In both cases, the model proposed in
Section 4 was employed to evaluate the distributed PV bearing capacity. The distinction lies in the approach of sequential solutions: Case 2 utilized typical curves generated by considering source–load correlation, while Case 1 employed curves generated without considering such correlation.
The correlation coefficients between photovoltaic and load data under the two cases are shown in the figure below.
As shown in
Figure 12, the load and PV data generated using the copula function correlation analysis method proposed in this paper better align with actual conditions.
To analyze the impact of correlations between photovoltaic output and load random variables on PV bearing capacity, the following two scenarios are provided for comparative analysis.
Scenario 1: The distributed PV bearing capacity is evaluated without considering the correlation between PV and load. That is, typical scenarios of PV and load are generated without accounting for their correlation, and the assessment is performed based on these scenarios.
Scenario 2: The distributed PV hosting capacity is evaluated considering the correlation between PV and load. That is, typical scenarios of PV and load are generated, accounting for their correlation, and the assessment is conducted based on these scenarios.
The distributed PV bearing capacities under the two scenarios are shown in
Figure 13.
As shown in
Figure 13, the calculated PV bearing capacity under Scenario 2 is higher at each node, with a total value of 4.8 MW. Compared to Scenario 1, the calculation results increased by 0.72 MW. This is because when the connected photovoltaic system and the load exhibit a correlation, the load can promptly absorb the photovoltaic output, thereby increasing the grid′s capacity to accommodate distributed photovoltaic.
8. Discussion
In fact, the carrying capacity of distributed photovoltaics is related to many factors. In this article, we not only consider the factors in the “Guidelines for Evaluating the Carrying Capacity of Distributed Power Sources Connected to the Grid” (such as heavy overload of power flow, short-circuit current, voltage exceeding limits, etc.) but also consider static voltage stability, source–load correlation, and line loss economy, making the assessment of distributed photovoltaic carrying capacity more suitable for the current scenario where the proportion of distributed photovoltaic access is increasing.
However, in reality, distributed PV systems employing different grid connection control strategies have varying support capabilities for the system′s static voltage stability. For example, in constant power factor control mode, the inverter operates at a set power factor (e.g., PF = 1.0, meaning only active power is generated) and provides no voltage support to the grid.
In constant voltage control mode, the inverter monitors the grid-connection point voltage and maintains voltage stability by adjusting the reactive power. When the voltage rises, it absorbs reactive power; when the voltage drops, it generates reactive power, which contributes to system static voltage stability.

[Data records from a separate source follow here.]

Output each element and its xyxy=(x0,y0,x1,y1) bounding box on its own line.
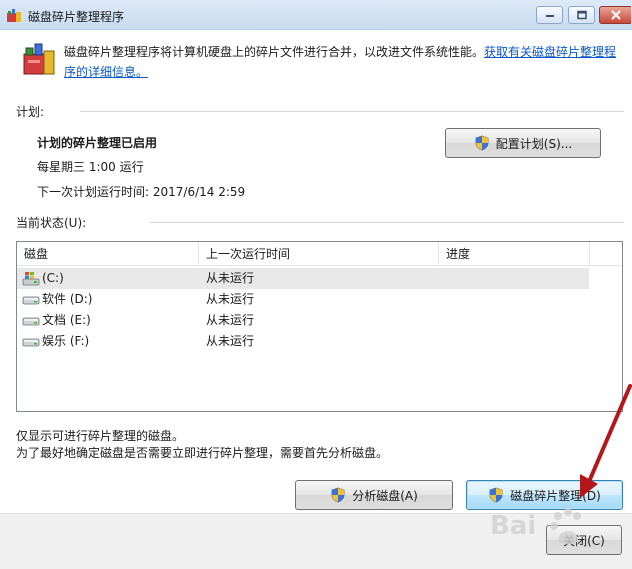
minimize-button[interactable] xyxy=(536,6,563,24)
intro-text-block: 磁盘碎片整理程序将计算机硬盘上的碎片文件进行合并，以改进文件系统性能。获取有关磁… xyxy=(64,42,624,82)
hard-drive-icon xyxy=(22,317,40,326)
disk-last-run: 从未运行 xyxy=(206,334,255,348)
defrag-app-icon xyxy=(7,9,21,22)
dialog-footer xyxy=(0,513,632,569)
close-button-label: 关闭(C) xyxy=(563,533,605,548)
schedule-status-heading: 计划的碎片整理已启用 xyxy=(37,136,158,150)
analyze-disk-button[interactable]: 分析磁盘(A) xyxy=(295,480,453,510)
defragment-disk-button[interactable]: 磁盘碎片整理(D) xyxy=(466,480,623,510)
analyze-first-note: 为了最好地确定磁盘是否需要立即进行碎片整理，需要首先分析磁盘。 xyxy=(16,446,389,460)
configure-schedule-label: 配置计划(S)... xyxy=(495,136,573,151)
status-divider xyxy=(150,222,624,223)
schedule-next-run: 下一次计划运行时间: 2017/6/14 2:59 xyxy=(37,185,246,199)
disk-list[interactable]: 磁盘 上一次运行时间 进度 (C:) 从未运行 软件 (D:) 从未运行 文档 … xyxy=(16,241,623,412)
maximize-button[interactable] xyxy=(568,6,595,24)
hard-drive-icon xyxy=(22,338,40,347)
schedule-label: 计划: xyxy=(16,105,45,119)
shield-icon xyxy=(331,487,345,503)
close-icon xyxy=(610,10,621,20)
disk-last-run: 从未运行 xyxy=(206,313,255,327)
maximize-icon xyxy=(576,10,587,20)
minimize-icon xyxy=(545,15,554,17)
windows-drive-icon xyxy=(22,272,40,286)
disk-list-header: 磁盘 上一次运行时间 进度 xyxy=(17,242,622,266)
title-bar: 磁盘碎片整理程序 xyxy=(0,0,632,30)
analyze-disk-label: 分析磁盘(A) xyxy=(352,488,418,503)
column-header-last-run[interactable]: 上一次运行时间 xyxy=(199,242,438,266)
shield-icon xyxy=(475,135,489,151)
hard-drive-icon xyxy=(22,296,40,305)
current-status-label: 当前状态(U): xyxy=(16,216,87,230)
table-row[interactable]: 软件 (D:) 从未运行 xyxy=(17,289,589,310)
disk-name: 软件 (D:) xyxy=(42,292,93,306)
schedule-frequency: 每星期三 1:00 运行 xyxy=(37,160,144,174)
table-row[interactable]: 文档 (E:) 从未运行 xyxy=(17,310,589,331)
disk-last-run: 从未运行 xyxy=(206,292,255,306)
shield-icon xyxy=(489,487,503,503)
column-header-disk[interactable]: 磁盘 xyxy=(17,242,198,266)
window-title: 磁盘碎片整理程序 xyxy=(28,10,125,24)
table-row[interactable]: 娱乐 (F:) 从未运行 xyxy=(17,331,589,352)
disk-name: 文档 (E:) xyxy=(42,313,91,327)
column-separator xyxy=(589,242,590,266)
disk-name: (C:) xyxy=(42,271,64,285)
close-button[interactable]: 关闭(C) xyxy=(546,525,622,555)
disk-last-run: 从未运行 xyxy=(206,271,255,285)
configure-schedule-button[interactable]: 配置计划(S)... xyxy=(445,128,601,158)
defrag-icon xyxy=(23,43,55,75)
defragment-disk-label: 磁盘碎片整理(D) xyxy=(510,488,601,503)
eligible-disks-note: 仅显示可进行碎片整理的磁盘。 xyxy=(16,429,185,443)
disk-name: 娱乐 (F:) xyxy=(42,334,90,348)
schedule-divider xyxy=(80,111,624,112)
close-window-button[interactable] xyxy=(599,6,631,24)
column-header-progress[interactable]: 进度 xyxy=(439,242,589,266)
intro-description: 磁盘碎片整理程序将计算机硬盘上的碎片文件进行合并，以改进文件系统性能。 xyxy=(64,45,485,59)
table-row[interactable]: (C:) 从未运行 xyxy=(17,268,589,289)
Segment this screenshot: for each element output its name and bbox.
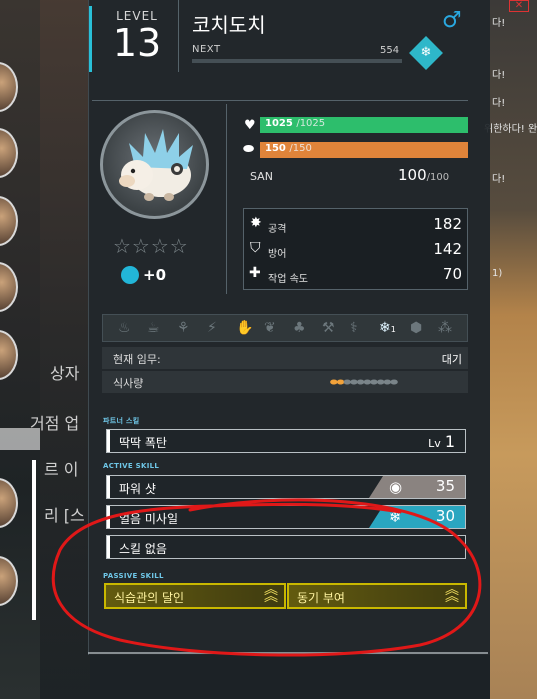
handiwork-icon[interactable]: ✋	[236, 320, 253, 336]
food-filled-icon: ⬬	[330, 378, 338, 388]
food-empty-icon: ⬬	[390, 378, 398, 388]
food-empty-icon: ⬬	[350, 378, 358, 388]
stat-value: 142	[433, 240, 462, 258]
hp-bar: 1025 /1025	[260, 117, 468, 133]
cooling-icon[interactable]: ❄1	[379, 320, 396, 336]
divider	[92, 100, 468, 101]
background-text: 상자	[50, 364, 80, 383]
lumbering-icon[interactable]: ♣	[293, 320, 306, 336]
next-value: 554	[380, 45, 400, 56]
cooling-level: 1	[390, 325, 396, 334]
stat-value: 70	[442, 265, 462, 283]
background-text: 다!	[492, 174, 506, 185]
food-label: 식사량	[113, 377, 144, 390]
san-value: 100	[398, 166, 427, 184]
food-empty-icon: ⬬	[370, 378, 378, 388]
medicine-icon[interactable]: ⚕	[350, 320, 358, 336]
food-empty-icon: ⬬	[376, 378, 385, 388]
level-value: 13	[112, 21, 162, 65]
hp-current: 1025	[265, 118, 293, 129]
divider	[226, 104, 227, 294]
hp-max: /1025	[296, 118, 326, 129]
kindling-icon[interactable]: ♨	[118, 320, 131, 336]
background-text: 위한하다! 완	[484, 124, 537, 135]
soul-icon	[121, 266, 139, 284]
transporting-icon[interactable]: ⬢	[410, 320, 422, 336]
san-label: SAN	[250, 170, 273, 183]
background-text: 1)	[492, 268, 503, 279]
shield-icon: ⛉	[250, 240, 261, 256]
food-row	[102, 371, 468, 393]
background-text: 다!	[492, 98, 506, 109]
stamina-current: 150	[265, 143, 286, 154]
mining-icon[interactable]: ⚒	[322, 320, 335, 336]
work-speed-icon: ✚	[249, 265, 261, 281]
planting-icon[interactable]: ⚘	[177, 320, 190, 336]
stat-label: 방어	[268, 249, 287, 260]
farming-icon[interactable]: ⁂	[438, 320, 452, 336]
ice-element-icon: ❄	[409, 36, 443, 70]
background-text: 다!	[492, 70, 506, 81]
xp-progress-bar	[192, 59, 402, 63]
gathering-icon[interactable]: ❦	[264, 320, 276, 336]
red-annotation-circle	[51, 498, 482, 657]
stat-label: 작업 속도	[268, 274, 308, 285]
partner-skill-name: 딱딱 폭탄	[119, 436, 167, 450]
attack-icon: ✸	[250, 215, 262, 231]
partner-skill-level: Lv 1	[428, 432, 455, 451]
rank-stars: ☆☆☆☆	[113, 234, 189, 258]
stamina-max: /150	[289, 143, 312, 154]
next-label: NEXT	[192, 44, 221, 55]
stat-value: 182	[433, 215, 462, 233]
pal-name[interactable]: 코치도치	[192, 9, 266, 38]
partner-skill-title: 파트너 스킬	[103, 417, 140, 425]
watering-icon[interactable]: ☕	[147, 320, 160, 336]
san-max: /100	[426, 172, 450, 183]
stamina-icon: ⬬	[243, 142, 255, 157]
active-skill-title: ACTIVE SKILL	[103, 462, 160, 470]
partner-skill-lv-label: Lv	[428, 437, 441, 450]
pal-portrait	[100, 110, 209, 219]
skill-accent	[107, 430, 110, 452]
current-task-label: 현재 임무:	[113, 353, 161, 366]
soul-value: +0	[143, 266, 167, 284]
side-scrollbar[interactable]	[32, 460, 36, 620]
stamina-bar: 150 /150	[260, 142, 468, 158]
level-box: LEVEL 13	[89, 0, 179, 72]
background-text: 거점 업	[30, 414, 80, 433]
food-meter: ⬬⬬⬬⬬⬬⬬⬬⬬⬬⬬	[330, 378, 398, 388]
current-task-value: 대기	[441, 353, 462, 366]
background-text: 다!	[492, 18, 506, 29]
heart-icon: ♥	[244, 118, 256, 133]
background-text: 르 이	[44, 460, 79, 479]
electricity-icon[interactable]: ⚡	[207, 320, 217, 336]
close-icon[interactable]: ✕	[509, 0, 529, 12]
stat-label: 공격	[268, 224, 287, 235]
stamina-text: 150 /150	[265, 143, 312, 154]
hedgehog-icon	[119, 129, 193, 201]
partner-skill-lv-value: 1	[444, 432, 455, 451]
hp-text: 1025 /1025	[265, 118, 325, 129]
san-value-group: 100/100	[398, 166, 449, 184]
male-icon: ♂	[442, 8, 462, 33]
partner-skill-row[interactable]: 딱딱 폭탄 Lv 1	[106, 429, 466, 453]
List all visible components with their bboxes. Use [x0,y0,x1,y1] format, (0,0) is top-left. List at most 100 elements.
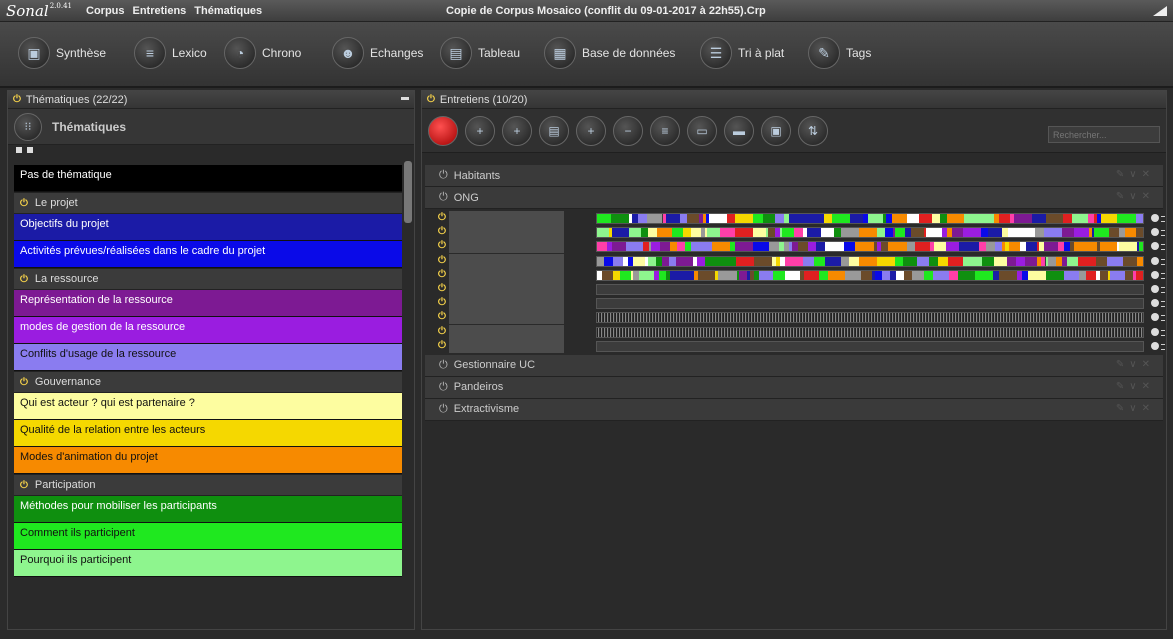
resize-corner-icon[interactable] [1153,6,1167,16]
filter-checkbox[interactable] [27,147,33,153]
interview-row[interactable]: ⏻ [425,310,1165,325]
power-icon[interactable]: ⏻ [438,226,446,237]
add-person-icon[interactable]: + [576,115,606,146]
power-icon[interactable]: ⏻ [438,240,446,251]
theme-item[interactable]: Comment ils participent [14,523,402,550]
interview-menu-icon[interactable] [1151,214,1165,222]
power-icon[interactable]: ⏻ [20,274,28,285]
interview-menu-icon[interactable] [1151,327,1165,336]
timeline-icon[interactable]: ▬ [724,115,754,146]
theme-item[interactable]: Représentation de la ressource [14,290,402,317]
interview-group-header[interactable]: ⏻ Pandeiros ✎∨✕ [425,376,1163,399]
interview-timeline-bar[interactable] [596,283,1144,295]
menu-thematiques[interactable]: Thématiques [194,5,262,17]
power-icon[interactable]: ⏻ [439,169,448,182]
search-input[interactable] [1048,126,1160,143]
theme-group-header[interactable]: ⏻ Le projet [14,192,402,214]
interviews-panel-header[interactable]: ⏻ Entretiens (10/20) [422,91,1166,109]
power-icon[interactable]: ⏻ [438,212,446,223]
tableau-button[interactable]: ▤ Tableau [440,37,520,69]
theme-item[interactable]: Modes d'animation du projet [14,447,402,474]
power-icon[interactable]: ⏻ [438,255,446,266]
theme-group-header[interactable]: ⏻ Participation [14,474,402,496]
group-actions-icon[interactable]: ✎∨✕ [1116,191,1155,202]
synthese-button[interactable]: ▣ Synthèse [18,37,106,69]
power-icon[interactable]: ⏻ [438,283,446,294]
power-icon[interactable]: ⏻ [439,381,448,394]
power-icon[interactable]: ⏻ [20,480,28,491]
power-icon[interactable]: ⏻ [439,403,448,416]
interview-timeline-bar[interactable] [596,227,1144,239]
interview-row[interactable]: ⏻ [425,253,1165,268]
interview-row[interactable]: ⏻ [425,281,1165,296]
lexico-button[interactable]: ≡ Lexico [134,37,207,69]
remove-person-icon[interactable]: − [613,115,643,146]
interview-timeline-bar[interactable] [596,340,1144,352]
theme-item[interactable]: Activités prévues/réalisées dans le cadr… [14,241,402,268]
interview-row[interactable]: ⏻ [425,324,1165,339]
tri-a-plat-button[interactable]: ☰ Tri à plat [700,37,784,69]
group-actions-icon[interactable]: ✎∨✕ [1116,169,1155,180]
edit-list-icon[interactable]: ▭ [687,115,717,146]
interview-row[interactable]: ⏻ [425,211,1165,225]
interview-row[interactable]: ⏻ [425,239,1165,254]
interview-menu-icon[interactable] [1151,270,1165,279]
interview-timeline-bar[interactable] [596,269,1144,281]
interview-menu-icon[interactable] [1151,313,1165,322]
list-icon[interactable]: ≡ [650,115,680,146]
interview-menu-icon[interactable] [1151,341,1165,350]
tags-button[interactable]: ✎ Tags [808,37,871,69]
interview-row[interactable]: ⏻ [425,338,1165,353]
group-actions-icon[interactable]: ✎∨✕ [1116,359,1155,370]
power-icon[interactable]: ⏻ [438,340,446,351]
filter-checkbox[interactable] [16,147,22,153]
settings-list-icon[interactable]: ▣ [761,115,791,146]
add-file-icon[interactable]: + [502,115,532,146]
interview-timeline-bar[interactable] [596,312,1144,324]
interview-timeline-bar[interactable] [596,298,1144,310]
group-actions-icon[interactable]: ✎∨✕ [1116,381,1155,392]
theme-item[interactable]: Pas de thématique [14,165,402,192]
menu-entretiens[interactable]: Entretiens [133,5,187,17]
power-icon[interactable]: ⏻ [20,377,28,388]
interview-menu-icon[interactable] [1151,299,1165,308]
interview-group-header[interactable]: ⏻ ONG ✎∨✕ [425,187,1163,209]
interview-timeline-bar[interactable] [596,326,1144,338]
interview-menu-icon[interactable] [1151,228,1165,237]
interview-group-header[interactable]: ⏻ Gestionnaire UC ✎∨✕ [425,354,1163,377]
power-icon[interactable]: ⏻ [438,269,446,280]
interview-timeline-bar[interactable] [596,213,1144,224]
document-icon[interactable]: ▤ [539,115,569,146]
interview-group-header[interactable]: ⏻ Habitants ✎∨✕ [425,165,1163,187]
theme-item[interactable]: Objectifs du projet [14,214,402,241]
group-actions-icon[interactable]: ✎∨✕ [1116,403,1155,414]
power-icon[interactable]: ⏻ [427,94,435,105]
minimize-icon[interactable] [401,97,409,100]
sort-icon[interactable]: ⇅ [798,115,828,146]
echanges-button[interactable]: ☻ Echanges [332,37,423,69]
power-icon[interactable]: ⏻ [439,359,448,372]
power-icon[interactable]: ⏻ [438,326,446,337]
add-media-icon[interactable]: + [465,115,495,146]
theme-group-header[interactable]: ⏻ La ressource [14,268,402,290]
theme-item[interactable]: Méthodes pour mobiliser les participants [14,496,402,523]
theme-item[interactable]: modes de gestion de la ressource [14,317,402,344]
theme-item[interactable]: Pourquoi ils participent [14,550,402,577]
menu-corpus[interactable]: Corpus [86,5,125,17]
power-icon[interactable]: ⏻ [13,94,21,105]
interview-row[interactable]: ⏻ [425,267,1165,282]
database-button[interactable]: ▦ Base de données [544,37,675,69]
interview-timeline-bar[interactable] [596,255,1144,267]
interview-menu-icon[interactable] [1151,284,1165,293]
theme-group-header[interactable]: ⏻ Gouvernance [14,371,402,393]
interview-row[interactable]: ⏻ [425,296,1165,311]
themes-panel-header[interactable]: ⏻ Thématiques (22/22) [8,91,414,109]
interview-timeline-bar[interactable] [596,241,1144,253]
grid-icon[interactable]: ⁝⁝ [14,112,42,141]
chrono-button[interactable]: ◔ Chrono [224,37,301,69]
interview-menu-icon[interactable] [1151,242,1165,251]
power-icon[interactable]: ⏻ [439,191,448,204]
interview-row[interactable]: ⏻ [425,225,1165,240]
themes-scrollbar[interactable] [404,161,412,223]
theme-item[interactable]: Qualité de la relation entre les acteurs [14,420,402,447]
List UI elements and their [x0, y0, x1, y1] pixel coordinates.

In active power derating control mode, when the grid-connection point voltage is excessively high, the active power output is proactively reduced, which can alleviate steady-state voltage overshoots but provides relatively insufficient support for static voltage stability.
Due to the complex coupling between distributed PV grid-connection control strategy parameter setting and load capacity assessment, this study assumes that distributed PV systems employ a constant power factor control mode. Subsequent research will focus on the impact of distributed grid-connection control strategies on load capacity assessment.